A l'école en temps de guerre

Le déclenchement du conflit a également bouleversé la vie scolaire. Après une première période d'adaptation, avec des cours par zoom ou en groupes alternés, élèves et enseignants ont repris leurs cours régulièrement. "Il n'y a pas eu de tensions particulières à l'école. En classe, nous avons consacré du temps à parler de la situation, mais aussi à organiser des activités pratiques pour soutenir les plus démunis, et à prier pour la paix. Nous ne pouvons pas être étrangers à la société et à l'histoire dans lesquelles nous vivons aujourd'hui", explique le frère Abdel Masih. "Nos élèves vivent immergés dans la société israélienne, mais des événements comme celui-ci leur rappellent leur appartenance à la société arabe.
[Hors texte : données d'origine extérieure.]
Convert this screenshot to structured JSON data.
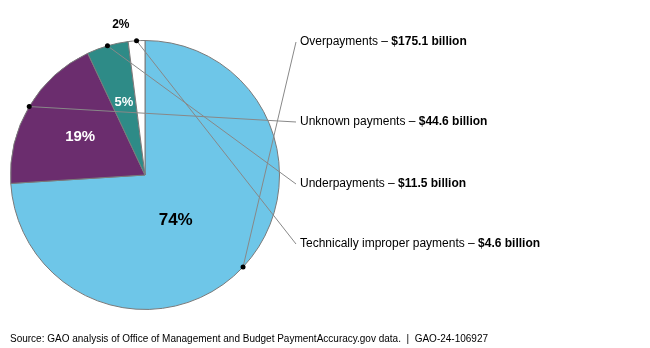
{
  "chart_data": {
    "type": "pie",
    "categories": [
      "Overpayments – ",
      "Unknown payments – ",
      "Underpayments – ",
      "Technically improper payments – "
    ],
    "values": [
      74,
      19,
      5,
      2
    ],
    "value_labels": [
      "74%",
      "19%",
      "5%",
      "2%"
    ],
    "colors": [
      "#6EC6E8",
      "#6B2D6E",
      "#2E8B87",
      "#FFFFFF"
    ],
    "data_labels": true,
    "amounts": [
      175.1,
      44.6,
      11.5,
      4.6
    ],
    "amount_labels": [
      "$175.1 billion",
      "$44.6 billion",
      "$11.5 billion",
      "$4.6 billion"
    ],
    "annotations": [
      "Source: GAO analysis of Office of Management and Budget PaymentAccuracy.gov data.  |  GAO-24-106927"
    ]
  }
}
Ils ne peuvent s'empêcher de penser à ceux qui meurent à Gaza, certains d'entre eux ont de la famille là-bas - certains de leurs parents sont morts, d'autres sont dans une situation désespérée. En même temps, ils ne peuvent pas ne pas penser à ceux qui meurent en Israël, qui est leur pays, où ils ont des relations, des amis, où ils connaissent des familles à qui la guerre a causé un deuil. L'humanité doit être respectée".

La guerre a également affecté l'économie de l'école. En général, l'école de Ramleh couvre la plupart de ses dépenses – sans tenir compte de la subvention de l’Etat - grâce aux frais de scolarité, aux dons et aux recettes provenant de l'organisation d'événements et d'activités. Avec la guerre, de nombreuses familles, également dans cette partie du pays, se sont retrouvées en difficulté financière et ont demandé une réduction sur les frais de scolarité, ou de retarder et d'échelonner les paiements. L’absence de pèlerins, qui affecte grandement les revenus de la Custodie, a également eu un impact sur l'école de Ramleh. "Malgré cela, conclut le frère Abdel Masih, nous ne renoncerons jamais à nos écoles et à notre liberté, car l'éducation est notre objectif et notre fondement".